No es algo personal, Leonardo, ni tampoco tan genérico. Se trata de un mecanismo de defensa, ¿lo entiendes?, una vía para distanciarse del sufrimiento y el desengaño. No es la más valiente que conozco pero, seamos justos, es comprensible. Déjame seguir, antes que emprendas la salva de preguntas —pidió, al ver la expresión perpleja del otro—. Tú sabes, porque te lo he contado, que nuestro viaje se remonta a más de cinco siglos atrás.

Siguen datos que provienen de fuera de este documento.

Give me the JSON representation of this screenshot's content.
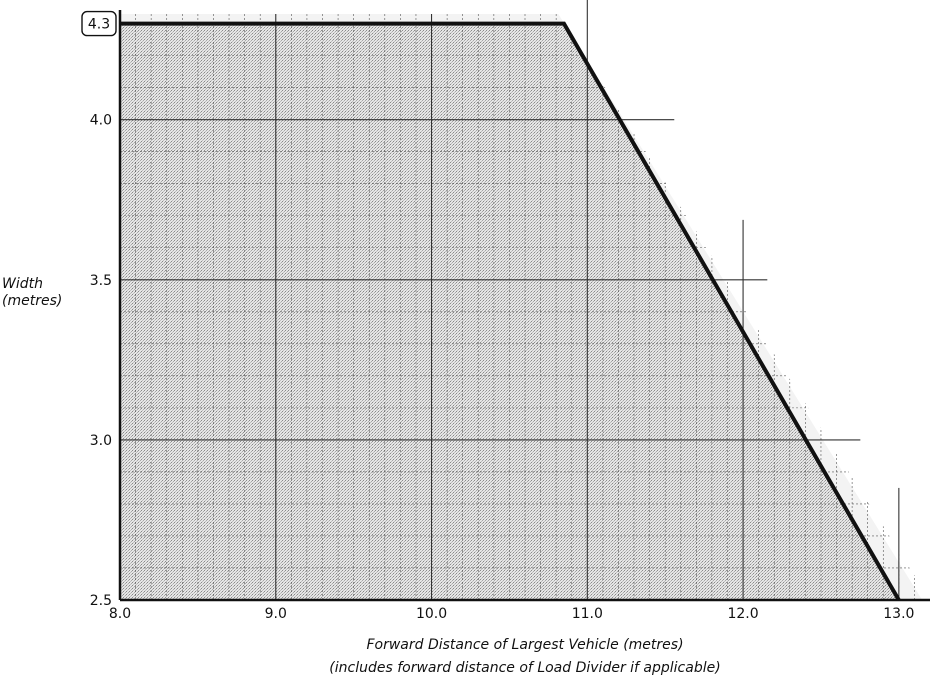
{
  "chart_data": {
    "type": "area",
    "title": "",
    "ylabel": [
      "Width",
      "(metres)"
    ],
    "xlabel": [
      "Forward Distance of Largest Vehicle (metres)",
      "(includes forward distance of Load Divider if applicable)"
    ],
    "xlim": [
      8.0,
      13.2
    ],
    "ylim": [
      2.5,
      4.33
    ],
    "x_ticks": [
      "8.0",
      "9.0",
      "10.0",
      "11.0",
      "12.0",
      "13.0"
    ],
    "y_ticks": [
      "2.5",
      "3.0",
      "3.5",
      "4.0"
    ],
    "boxed_y_label": "4.3",
    "grid": true,
    "minor_grid_step_x": 0.1,
    "minor_grid_step_y": 0.1,
    "series": [
      {
        "x": [
          8.0,
          10.85,
          13.0
        ],
        "y": [
          4.3,
          4.3,
          2.5
        ]
      }
    ],
    "shading": "region below limit line (stippled grey)",
    "colors": {
      "limit_line": "#111111",
      "fill": "#cfcfcf",
      "grid": "#444444",
      "background": "#ffffff"
    }
  }
}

Cinco siglos de vagar por ahí fuera, de vigilia, de contactos en los que Draadan siempre era nuestro emisario, el que iniciaba los diálogos. Sí, muchacho, no eres el primero, eso te asombrará; y más lo hará saber que hubo un tiempo en que nuestro supervisor contaba con habilidades diplomáticas, y charlaba, y reía, y trataba a los otros seres humanos como... seres humanos, no nombres en un archivo de directrices. Y a veces... llegaba a acercarse a ellos demasiado.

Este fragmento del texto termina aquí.